1. Slurm is attempting, in this situation, to have job resiliency. Sites do not want mass job failures when there is an LDAP outage and have asked for this type of resiliency.
2. We do not intend to add further logic around this code to trigger different scheduling behaviors.
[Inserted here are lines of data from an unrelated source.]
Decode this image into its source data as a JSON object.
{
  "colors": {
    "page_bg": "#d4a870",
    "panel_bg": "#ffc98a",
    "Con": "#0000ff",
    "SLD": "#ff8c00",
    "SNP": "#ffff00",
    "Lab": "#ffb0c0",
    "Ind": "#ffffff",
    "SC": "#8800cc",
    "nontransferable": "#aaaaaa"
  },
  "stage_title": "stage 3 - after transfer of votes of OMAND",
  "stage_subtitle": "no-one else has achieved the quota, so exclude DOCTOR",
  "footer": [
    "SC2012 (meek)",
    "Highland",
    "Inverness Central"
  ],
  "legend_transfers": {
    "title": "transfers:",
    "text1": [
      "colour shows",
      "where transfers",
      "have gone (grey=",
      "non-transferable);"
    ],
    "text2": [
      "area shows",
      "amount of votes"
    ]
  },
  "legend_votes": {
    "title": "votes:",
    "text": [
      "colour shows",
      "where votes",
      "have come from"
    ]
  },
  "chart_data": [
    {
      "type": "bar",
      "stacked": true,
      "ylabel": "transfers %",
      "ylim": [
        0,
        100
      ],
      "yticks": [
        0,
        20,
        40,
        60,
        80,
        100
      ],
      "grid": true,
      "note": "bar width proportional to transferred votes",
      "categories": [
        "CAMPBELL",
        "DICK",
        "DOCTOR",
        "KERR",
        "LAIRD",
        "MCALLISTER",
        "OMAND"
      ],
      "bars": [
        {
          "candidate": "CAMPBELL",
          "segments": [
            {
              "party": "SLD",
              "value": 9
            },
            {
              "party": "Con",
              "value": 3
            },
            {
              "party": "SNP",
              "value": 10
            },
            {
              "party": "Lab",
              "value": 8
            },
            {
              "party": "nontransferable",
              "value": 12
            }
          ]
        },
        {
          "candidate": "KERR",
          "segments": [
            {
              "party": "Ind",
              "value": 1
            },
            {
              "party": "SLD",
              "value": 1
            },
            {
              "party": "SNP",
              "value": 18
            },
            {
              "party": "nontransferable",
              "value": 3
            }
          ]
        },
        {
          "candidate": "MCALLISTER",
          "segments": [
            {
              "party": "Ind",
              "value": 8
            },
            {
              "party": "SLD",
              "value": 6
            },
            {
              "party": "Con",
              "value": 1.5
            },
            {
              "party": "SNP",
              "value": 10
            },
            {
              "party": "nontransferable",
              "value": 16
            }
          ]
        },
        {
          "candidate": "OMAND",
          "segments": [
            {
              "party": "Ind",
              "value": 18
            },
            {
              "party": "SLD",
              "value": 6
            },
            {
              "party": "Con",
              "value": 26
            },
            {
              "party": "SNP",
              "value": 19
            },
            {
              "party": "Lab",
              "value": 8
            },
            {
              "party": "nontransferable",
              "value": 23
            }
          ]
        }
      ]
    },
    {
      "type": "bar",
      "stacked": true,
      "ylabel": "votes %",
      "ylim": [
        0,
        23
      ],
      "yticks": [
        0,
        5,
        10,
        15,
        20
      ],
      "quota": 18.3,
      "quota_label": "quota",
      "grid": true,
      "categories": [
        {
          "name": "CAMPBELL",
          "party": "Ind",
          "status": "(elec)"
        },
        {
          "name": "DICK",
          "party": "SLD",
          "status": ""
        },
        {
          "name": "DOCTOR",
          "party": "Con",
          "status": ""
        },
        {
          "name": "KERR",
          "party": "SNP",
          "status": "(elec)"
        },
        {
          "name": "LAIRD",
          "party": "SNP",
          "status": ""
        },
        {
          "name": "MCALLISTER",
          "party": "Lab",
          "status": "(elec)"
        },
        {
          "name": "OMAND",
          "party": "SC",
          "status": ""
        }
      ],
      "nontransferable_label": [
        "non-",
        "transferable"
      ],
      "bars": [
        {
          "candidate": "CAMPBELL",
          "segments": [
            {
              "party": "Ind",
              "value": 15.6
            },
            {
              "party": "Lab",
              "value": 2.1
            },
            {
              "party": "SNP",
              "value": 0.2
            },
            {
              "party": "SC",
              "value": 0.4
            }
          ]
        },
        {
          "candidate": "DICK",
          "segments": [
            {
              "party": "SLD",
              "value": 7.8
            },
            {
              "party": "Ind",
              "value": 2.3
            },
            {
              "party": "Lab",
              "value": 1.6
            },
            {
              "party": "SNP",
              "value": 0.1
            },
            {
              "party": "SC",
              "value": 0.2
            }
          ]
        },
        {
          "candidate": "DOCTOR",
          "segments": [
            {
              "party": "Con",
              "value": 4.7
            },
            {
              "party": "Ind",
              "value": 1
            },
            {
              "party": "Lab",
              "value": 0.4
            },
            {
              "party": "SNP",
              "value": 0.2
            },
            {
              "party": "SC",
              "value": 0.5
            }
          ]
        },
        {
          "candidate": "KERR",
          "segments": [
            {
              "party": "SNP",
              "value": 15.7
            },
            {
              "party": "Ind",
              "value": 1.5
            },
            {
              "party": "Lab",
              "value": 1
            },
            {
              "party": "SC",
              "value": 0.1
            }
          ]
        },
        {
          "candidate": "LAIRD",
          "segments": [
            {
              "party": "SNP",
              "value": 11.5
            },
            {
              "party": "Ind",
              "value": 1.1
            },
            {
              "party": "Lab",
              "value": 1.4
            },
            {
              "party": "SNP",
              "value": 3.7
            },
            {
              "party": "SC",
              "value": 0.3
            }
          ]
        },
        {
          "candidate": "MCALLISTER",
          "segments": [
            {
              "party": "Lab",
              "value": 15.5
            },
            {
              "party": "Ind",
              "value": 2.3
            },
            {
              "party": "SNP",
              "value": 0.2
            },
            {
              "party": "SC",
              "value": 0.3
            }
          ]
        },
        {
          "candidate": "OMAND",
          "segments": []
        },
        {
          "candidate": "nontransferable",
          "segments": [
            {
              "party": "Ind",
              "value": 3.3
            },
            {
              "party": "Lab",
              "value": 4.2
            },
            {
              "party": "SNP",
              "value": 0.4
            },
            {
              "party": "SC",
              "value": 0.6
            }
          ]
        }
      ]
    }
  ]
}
Instead we recommend fixing the LDAP issues which are outside of Slurm. You can use some type of monitoring tool to flag off the server or the nobody user as a way to know action is needed. Slurm should still run the job but just as "nobody". It is not the most desirable outcome or message but neither is a failed LDAP server which can not return a valid user to the Scheduler.
Comment 16 Kevin Buckley 2020-07-13 23:34:28 MDT
Thanks for the clarification.

There's a lovely irony in that we were looking to use the
SLURM_JOB_x variables being set at job creation time on
the SlurmCLTD node, as a way to avoid LDAP issues being 
seen at job start-up time on the compute nodes, but, in 
doing so, have merely moved the issue in both time and 
node.

We do have ideas as to how the end-users might avoid the 
effects of failed LDAP lookups, but they all feel a bit 
of kludge, and, more importantly, rely on the users to 
do something.

Indeed, the least kludgey idea would seem to be to do away 
with LDAP and just use a fully populated /etc/passwd, or to 
have the users make use of their UID, which then would not 
be subject to an LDAP lookup.

Having said, a user testing for both $SLURM_JOB_USER and $USER
would have to be very unlucky to have both not resolved by
per-job-synchronised intermittent LDAP lookup failures.

Just for completeness, and in case it helps inform anyone
who comes across this ticket in future, the underlying 
issue, aside from the intermittent LDAP lookup failures, 
is that one researcher is writing a job submission script 
that a load of other folk will use, and is trying to branch
on $USER as a way to make the generic script more specific
to the user coming to run it.

Thanks for looking into this.
Comment 17 Gavin D. Howard 2020-07-14 10:13:57 MDT
I apologize. Yes, it is ironic.

I am going to close this bug, but feel free to reopen if you have more questions about this topic.